Hay herida en la sangre, permanencia en el cambio, un agotamiento de siglos en la nada,
vivimos muertos y coleando, perdidos y encontrados, arduos en
nuestra desidia.
Existe un daño persistente que se sufre con alegría,
simpáticamente enfurecidos,
porque somos una especie única que no se diferencia mucho de los
simios y algunas moscas,
somos lemas y somos oraciones, hijos de dioses y padres de
gigantes.
Hay lluvia sobre el terraguerío, adoquines bajo el océano, huele a
la libertad de los aceros, al síndrome de abstinencia a manos llenas,
huele a los tiempos del hoy es nunca hoy, a las melodías
silenciadas de la muerte heroica,
hoy que podría haber llegado por fin el futuro, hoy que tenemos
todavía pasado a espuertas, hoy que hay toda una noche por deslumbrarnos, hoy
que hay que ahogar al hoy en el légamo del mañana, de una vez y para siempre.
El poeta inglés Alfred Tennyson tenía 24 años
cuando escribió en 1833 su poema ‘Ulises’ (publicado nueve años
después).

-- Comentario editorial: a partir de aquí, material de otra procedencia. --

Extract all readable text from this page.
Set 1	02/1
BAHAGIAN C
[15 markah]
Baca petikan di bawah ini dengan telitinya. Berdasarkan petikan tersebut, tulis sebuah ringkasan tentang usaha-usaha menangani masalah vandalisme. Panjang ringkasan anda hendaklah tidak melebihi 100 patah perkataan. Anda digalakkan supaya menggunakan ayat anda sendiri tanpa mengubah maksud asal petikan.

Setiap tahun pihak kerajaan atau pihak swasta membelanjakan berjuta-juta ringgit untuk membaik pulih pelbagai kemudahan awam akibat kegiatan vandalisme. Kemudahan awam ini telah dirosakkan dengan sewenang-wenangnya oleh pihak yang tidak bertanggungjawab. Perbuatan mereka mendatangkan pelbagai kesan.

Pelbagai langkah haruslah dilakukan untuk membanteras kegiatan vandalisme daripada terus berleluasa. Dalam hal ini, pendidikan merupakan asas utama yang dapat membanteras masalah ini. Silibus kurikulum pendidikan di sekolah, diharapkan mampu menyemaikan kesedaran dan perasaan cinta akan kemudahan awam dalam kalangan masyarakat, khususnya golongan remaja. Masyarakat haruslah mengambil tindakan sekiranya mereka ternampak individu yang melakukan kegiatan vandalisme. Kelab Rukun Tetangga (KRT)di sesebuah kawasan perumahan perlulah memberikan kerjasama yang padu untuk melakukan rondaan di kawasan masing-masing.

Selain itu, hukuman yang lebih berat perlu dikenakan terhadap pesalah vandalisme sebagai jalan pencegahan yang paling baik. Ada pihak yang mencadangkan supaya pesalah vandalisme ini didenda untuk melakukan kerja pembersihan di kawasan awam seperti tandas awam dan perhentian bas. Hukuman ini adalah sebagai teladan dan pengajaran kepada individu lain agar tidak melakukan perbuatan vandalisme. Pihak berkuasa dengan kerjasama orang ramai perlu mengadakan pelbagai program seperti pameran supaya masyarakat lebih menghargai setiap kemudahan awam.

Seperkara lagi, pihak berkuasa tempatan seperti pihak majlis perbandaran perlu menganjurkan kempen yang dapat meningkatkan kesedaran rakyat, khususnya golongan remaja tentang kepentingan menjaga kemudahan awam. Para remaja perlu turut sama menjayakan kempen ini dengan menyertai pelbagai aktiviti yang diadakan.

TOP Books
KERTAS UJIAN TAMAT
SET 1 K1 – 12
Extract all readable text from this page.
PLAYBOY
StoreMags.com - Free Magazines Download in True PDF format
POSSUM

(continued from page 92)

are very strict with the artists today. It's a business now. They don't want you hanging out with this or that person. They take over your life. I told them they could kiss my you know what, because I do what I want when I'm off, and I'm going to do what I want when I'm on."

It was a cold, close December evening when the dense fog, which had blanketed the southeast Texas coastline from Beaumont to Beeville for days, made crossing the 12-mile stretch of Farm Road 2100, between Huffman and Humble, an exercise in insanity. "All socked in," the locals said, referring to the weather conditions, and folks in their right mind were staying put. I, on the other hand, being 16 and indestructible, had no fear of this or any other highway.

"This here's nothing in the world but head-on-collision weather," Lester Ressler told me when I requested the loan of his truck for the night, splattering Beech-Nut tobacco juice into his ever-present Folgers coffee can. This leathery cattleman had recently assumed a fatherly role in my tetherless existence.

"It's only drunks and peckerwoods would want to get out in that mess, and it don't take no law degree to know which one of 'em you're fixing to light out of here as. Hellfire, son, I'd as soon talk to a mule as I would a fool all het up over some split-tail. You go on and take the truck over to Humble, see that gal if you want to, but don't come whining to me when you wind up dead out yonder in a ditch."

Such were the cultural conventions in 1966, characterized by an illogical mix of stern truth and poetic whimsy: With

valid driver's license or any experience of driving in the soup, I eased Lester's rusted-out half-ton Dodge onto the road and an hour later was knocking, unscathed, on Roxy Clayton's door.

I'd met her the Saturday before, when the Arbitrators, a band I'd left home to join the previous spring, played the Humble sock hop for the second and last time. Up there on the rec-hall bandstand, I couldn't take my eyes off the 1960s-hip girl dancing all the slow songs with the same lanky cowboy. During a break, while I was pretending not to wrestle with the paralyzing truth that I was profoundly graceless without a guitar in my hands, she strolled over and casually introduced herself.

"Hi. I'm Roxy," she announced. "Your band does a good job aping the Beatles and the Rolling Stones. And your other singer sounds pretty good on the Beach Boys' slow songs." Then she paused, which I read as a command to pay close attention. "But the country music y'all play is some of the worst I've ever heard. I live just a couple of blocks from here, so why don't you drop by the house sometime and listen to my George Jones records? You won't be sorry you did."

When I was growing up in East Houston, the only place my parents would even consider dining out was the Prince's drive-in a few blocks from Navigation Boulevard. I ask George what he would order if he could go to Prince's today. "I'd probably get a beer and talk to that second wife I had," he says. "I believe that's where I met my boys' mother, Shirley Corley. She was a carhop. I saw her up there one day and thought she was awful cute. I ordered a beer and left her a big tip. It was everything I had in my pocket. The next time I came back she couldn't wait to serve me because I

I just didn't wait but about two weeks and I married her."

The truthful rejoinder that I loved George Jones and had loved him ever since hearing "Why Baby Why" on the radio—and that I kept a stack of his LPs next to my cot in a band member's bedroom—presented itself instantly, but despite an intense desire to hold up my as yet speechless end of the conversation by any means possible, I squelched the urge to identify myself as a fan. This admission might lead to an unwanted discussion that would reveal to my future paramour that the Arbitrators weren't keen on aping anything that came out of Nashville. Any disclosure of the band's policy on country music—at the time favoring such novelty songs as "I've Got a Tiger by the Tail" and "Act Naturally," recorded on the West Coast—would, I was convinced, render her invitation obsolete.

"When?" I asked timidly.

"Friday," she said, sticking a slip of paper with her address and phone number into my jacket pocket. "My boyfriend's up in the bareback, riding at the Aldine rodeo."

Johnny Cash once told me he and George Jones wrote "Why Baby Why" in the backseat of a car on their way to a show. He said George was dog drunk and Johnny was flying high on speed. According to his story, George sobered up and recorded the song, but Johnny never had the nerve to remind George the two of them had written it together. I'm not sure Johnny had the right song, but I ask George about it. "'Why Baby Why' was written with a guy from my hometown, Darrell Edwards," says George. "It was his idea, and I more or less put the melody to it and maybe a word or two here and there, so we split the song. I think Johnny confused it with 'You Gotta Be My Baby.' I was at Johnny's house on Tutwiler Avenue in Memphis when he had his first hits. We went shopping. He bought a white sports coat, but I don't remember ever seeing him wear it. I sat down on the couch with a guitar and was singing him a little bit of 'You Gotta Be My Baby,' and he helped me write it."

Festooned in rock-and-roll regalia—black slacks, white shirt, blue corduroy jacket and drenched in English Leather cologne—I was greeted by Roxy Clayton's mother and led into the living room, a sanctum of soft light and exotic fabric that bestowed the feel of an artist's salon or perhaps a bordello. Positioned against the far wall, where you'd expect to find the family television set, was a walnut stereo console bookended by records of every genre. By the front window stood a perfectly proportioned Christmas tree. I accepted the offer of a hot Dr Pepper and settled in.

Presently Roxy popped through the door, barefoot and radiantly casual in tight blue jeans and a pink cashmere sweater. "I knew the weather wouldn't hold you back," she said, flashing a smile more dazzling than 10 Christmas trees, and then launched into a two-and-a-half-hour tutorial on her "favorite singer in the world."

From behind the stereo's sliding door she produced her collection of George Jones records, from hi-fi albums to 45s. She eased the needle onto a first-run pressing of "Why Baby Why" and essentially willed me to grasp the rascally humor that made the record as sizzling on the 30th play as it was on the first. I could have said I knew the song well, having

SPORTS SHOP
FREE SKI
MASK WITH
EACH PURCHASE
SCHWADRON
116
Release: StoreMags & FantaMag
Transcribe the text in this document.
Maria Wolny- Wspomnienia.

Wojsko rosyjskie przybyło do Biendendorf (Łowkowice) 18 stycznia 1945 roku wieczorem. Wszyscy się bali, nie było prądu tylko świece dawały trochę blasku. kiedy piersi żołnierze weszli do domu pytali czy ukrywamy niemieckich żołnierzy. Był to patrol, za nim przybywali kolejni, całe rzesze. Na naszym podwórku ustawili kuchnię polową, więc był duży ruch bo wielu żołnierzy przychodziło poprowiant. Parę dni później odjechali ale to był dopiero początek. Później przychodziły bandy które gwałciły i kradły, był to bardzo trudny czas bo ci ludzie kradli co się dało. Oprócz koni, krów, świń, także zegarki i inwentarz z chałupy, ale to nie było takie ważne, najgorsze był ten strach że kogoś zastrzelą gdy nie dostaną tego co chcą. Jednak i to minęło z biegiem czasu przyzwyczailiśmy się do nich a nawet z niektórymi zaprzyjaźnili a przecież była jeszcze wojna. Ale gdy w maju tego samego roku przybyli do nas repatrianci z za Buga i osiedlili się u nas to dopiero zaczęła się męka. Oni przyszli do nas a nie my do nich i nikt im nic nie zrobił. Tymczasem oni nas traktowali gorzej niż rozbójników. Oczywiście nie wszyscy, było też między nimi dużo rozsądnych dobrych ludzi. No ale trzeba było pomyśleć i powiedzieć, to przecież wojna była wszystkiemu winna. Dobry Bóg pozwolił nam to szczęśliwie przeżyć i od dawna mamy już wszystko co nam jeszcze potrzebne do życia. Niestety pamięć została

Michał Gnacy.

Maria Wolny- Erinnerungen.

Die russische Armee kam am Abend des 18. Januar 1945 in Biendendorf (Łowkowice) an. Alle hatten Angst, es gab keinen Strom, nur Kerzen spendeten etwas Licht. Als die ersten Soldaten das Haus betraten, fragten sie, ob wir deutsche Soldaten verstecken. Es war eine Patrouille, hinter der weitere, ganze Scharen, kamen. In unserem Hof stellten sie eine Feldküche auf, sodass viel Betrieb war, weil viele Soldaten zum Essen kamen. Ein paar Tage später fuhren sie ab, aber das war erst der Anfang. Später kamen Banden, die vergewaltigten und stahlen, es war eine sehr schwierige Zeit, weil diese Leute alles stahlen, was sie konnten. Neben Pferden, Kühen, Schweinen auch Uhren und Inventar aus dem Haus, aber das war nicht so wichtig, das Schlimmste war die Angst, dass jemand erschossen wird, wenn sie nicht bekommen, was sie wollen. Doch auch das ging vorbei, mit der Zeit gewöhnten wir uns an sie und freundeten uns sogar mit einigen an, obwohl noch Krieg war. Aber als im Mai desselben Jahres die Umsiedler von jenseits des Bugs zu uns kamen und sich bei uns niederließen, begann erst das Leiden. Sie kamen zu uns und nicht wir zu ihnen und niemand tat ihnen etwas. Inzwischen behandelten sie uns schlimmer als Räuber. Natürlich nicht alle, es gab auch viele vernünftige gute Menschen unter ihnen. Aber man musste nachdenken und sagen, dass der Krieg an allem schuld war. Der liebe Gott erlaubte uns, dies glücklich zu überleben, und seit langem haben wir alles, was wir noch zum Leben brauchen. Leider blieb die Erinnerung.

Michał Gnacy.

Una majestuosa joya casi divina que acaba así:
“Aunque
mucho se ha gastado mucho queda aún; y si bien
no tenemos ahora aquella fuerza que en los viejos
tiempos
movía tierra y cielo, somos lo que somos:
corazones heroicos de parejo temple, debilitados
por el tiempo y el destino, más fuertes en voluntad
para esforzarse, buscar, encontrar y no rendirse”.